A calm period under Section 14 that begins on admission of a CIRP, staying suits, recovery and enforcement against the corporate debtor.

Committee of Creditors (CoC)

The body of financial creditors that takes the key commercial decisions in a CIRP, voting in proportion to the debt owed.

Interim Resolution Professional (IRP)

The insolvency professional first appointed on admission to take control of the company and constitute the CoC.

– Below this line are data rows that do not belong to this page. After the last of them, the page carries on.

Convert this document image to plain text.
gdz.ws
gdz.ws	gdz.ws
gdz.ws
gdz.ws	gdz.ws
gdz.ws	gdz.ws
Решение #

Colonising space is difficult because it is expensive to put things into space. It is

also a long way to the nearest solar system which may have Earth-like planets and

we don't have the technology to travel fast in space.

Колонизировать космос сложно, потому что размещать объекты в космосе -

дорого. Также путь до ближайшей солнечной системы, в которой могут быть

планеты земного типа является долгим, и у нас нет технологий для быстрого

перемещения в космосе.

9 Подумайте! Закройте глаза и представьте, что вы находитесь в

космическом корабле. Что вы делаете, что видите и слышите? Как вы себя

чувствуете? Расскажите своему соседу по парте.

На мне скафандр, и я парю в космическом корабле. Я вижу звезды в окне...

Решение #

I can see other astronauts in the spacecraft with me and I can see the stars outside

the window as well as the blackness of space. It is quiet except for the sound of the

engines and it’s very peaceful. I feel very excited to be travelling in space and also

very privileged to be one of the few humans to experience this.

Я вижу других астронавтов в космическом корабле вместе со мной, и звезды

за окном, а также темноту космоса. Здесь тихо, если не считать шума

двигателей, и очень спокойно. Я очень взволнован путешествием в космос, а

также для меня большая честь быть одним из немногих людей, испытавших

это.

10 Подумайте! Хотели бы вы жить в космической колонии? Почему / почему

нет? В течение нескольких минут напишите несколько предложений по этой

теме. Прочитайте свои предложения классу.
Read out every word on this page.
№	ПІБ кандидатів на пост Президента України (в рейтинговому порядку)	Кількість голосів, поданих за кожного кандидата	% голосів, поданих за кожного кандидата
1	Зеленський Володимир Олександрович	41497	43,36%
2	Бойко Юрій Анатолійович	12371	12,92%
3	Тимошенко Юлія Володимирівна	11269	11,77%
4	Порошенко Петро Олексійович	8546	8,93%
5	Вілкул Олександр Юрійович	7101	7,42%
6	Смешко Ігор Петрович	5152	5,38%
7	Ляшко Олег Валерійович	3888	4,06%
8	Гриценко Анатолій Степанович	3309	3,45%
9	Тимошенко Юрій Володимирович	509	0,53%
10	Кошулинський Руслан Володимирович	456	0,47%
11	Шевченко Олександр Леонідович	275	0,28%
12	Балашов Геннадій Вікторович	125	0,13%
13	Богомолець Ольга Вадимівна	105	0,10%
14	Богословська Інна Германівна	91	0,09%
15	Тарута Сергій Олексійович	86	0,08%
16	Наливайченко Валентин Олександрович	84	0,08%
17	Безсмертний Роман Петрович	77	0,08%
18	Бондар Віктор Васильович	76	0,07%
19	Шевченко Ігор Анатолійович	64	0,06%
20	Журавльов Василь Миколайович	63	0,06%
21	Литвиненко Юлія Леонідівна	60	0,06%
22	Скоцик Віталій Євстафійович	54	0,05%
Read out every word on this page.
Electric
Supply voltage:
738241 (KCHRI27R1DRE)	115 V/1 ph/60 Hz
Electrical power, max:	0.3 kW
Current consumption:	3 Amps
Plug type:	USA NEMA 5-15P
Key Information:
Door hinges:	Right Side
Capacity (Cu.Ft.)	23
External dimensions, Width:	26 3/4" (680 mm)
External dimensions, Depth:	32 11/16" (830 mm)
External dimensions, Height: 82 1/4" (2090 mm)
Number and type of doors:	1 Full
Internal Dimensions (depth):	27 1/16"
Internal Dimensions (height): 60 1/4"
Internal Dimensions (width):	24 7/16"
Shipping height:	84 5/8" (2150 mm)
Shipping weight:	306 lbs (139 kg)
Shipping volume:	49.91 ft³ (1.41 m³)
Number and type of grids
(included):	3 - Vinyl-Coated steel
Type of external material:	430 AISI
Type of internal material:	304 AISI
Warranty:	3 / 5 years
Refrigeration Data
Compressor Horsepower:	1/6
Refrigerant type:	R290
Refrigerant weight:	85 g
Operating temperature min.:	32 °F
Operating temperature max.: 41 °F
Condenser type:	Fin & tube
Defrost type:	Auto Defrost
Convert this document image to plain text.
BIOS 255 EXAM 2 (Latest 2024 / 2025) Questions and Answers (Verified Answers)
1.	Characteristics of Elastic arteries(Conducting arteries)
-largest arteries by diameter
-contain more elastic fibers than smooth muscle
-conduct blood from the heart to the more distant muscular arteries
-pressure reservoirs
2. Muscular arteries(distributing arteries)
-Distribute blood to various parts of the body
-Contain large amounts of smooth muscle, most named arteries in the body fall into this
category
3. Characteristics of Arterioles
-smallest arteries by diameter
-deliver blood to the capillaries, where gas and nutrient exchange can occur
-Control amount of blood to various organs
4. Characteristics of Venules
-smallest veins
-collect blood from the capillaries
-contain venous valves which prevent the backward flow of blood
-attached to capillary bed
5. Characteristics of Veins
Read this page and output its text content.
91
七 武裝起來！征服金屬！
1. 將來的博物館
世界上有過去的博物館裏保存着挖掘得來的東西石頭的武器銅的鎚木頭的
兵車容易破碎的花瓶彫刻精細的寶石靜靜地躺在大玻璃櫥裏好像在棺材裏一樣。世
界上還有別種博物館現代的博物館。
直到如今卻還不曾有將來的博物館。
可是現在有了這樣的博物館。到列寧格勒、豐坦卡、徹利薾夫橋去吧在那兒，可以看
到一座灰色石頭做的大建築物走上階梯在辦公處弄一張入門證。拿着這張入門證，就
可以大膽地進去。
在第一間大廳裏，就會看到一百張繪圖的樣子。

Resolution Professional (RP)

The insolvency professional who conducts the CIRP after being confirmed by the CoC — running the company and managing the resolution.

Liquidator

The insolvency professional appointed to sell the company's assets and distribute proceeds when no resolution plan succeeds.

Resolution Plan

A proposal by a resolution applicant to revive the corporate debtor, setting out payments to creditors, funding and implementation.

Resolution Applicant

A person who submits a resolution plan to take over and revive the corporate debtor.

Corporate Debtor

The company undergoing the insolvency process.

Financial Creditor

A creditor owed a financial debt (money borrowed against interest), such as a bank or lender.

Operational Creditor

A creditor owed an operational debt for goods or services, such as a supplier or employee.

Section 7

The provision allowing a financial creditor to apply to the NCLT to begin CIRP against a defaulting company.

Section 9

The provision allowing an operational creditor to apply for CIRP after a demand notice under Section 8.

Section 29A

The bar that makes certain persons — including wilful defaulters and defaulting promoters — ineligible to submit a resolution plan.

Section 30(2)

The compliance checklist a resolution plan must meet, covering insolvency costs, minimum payments to creditors and legality.

Liquidation

The winding-up of a company where its assets are sold and proceeds distributed under the Section 53 waterfall.

Liquidation Value

The estimated realisable value of the company's assets if it were liquidated on the insolvency start date.

Fair Value

The estimated realisable value of the company's assets in an orderly sale between a willing buyer and seller.

Information Memorandum

The document prepared by the RP giving prospective applicants the information needed to submit a resolution plan.

Personal Guarantor

An individual who has personally guaranteed a company's debt and can face a separate insolvency process under the IBC.

SARFAESI

A separate law letting secured creditors enforce security and take possession of secured assets without going to court.

NPA

Non-Performing Asset — a loan account where payments are overdue, a key trigger and eligibility factor under the Code.

Avoidance Transactions

Suspicious pre-insolvency transactions — preferential, undervalued, extortionate or fraudulent — that can be challenged to claw back value.

Going Concern

Running the company as an operating business during the CIRP to preserve value and employment.

Clean-Slate Doctrine

The principle that, once a resolution plan is approved, past claims are extinguished so the revived company starts afresh.

PIRP

Pre-Packaged Insolvency Resolution Process — a faster, debtor-led resolution route available to eligible MSMEs.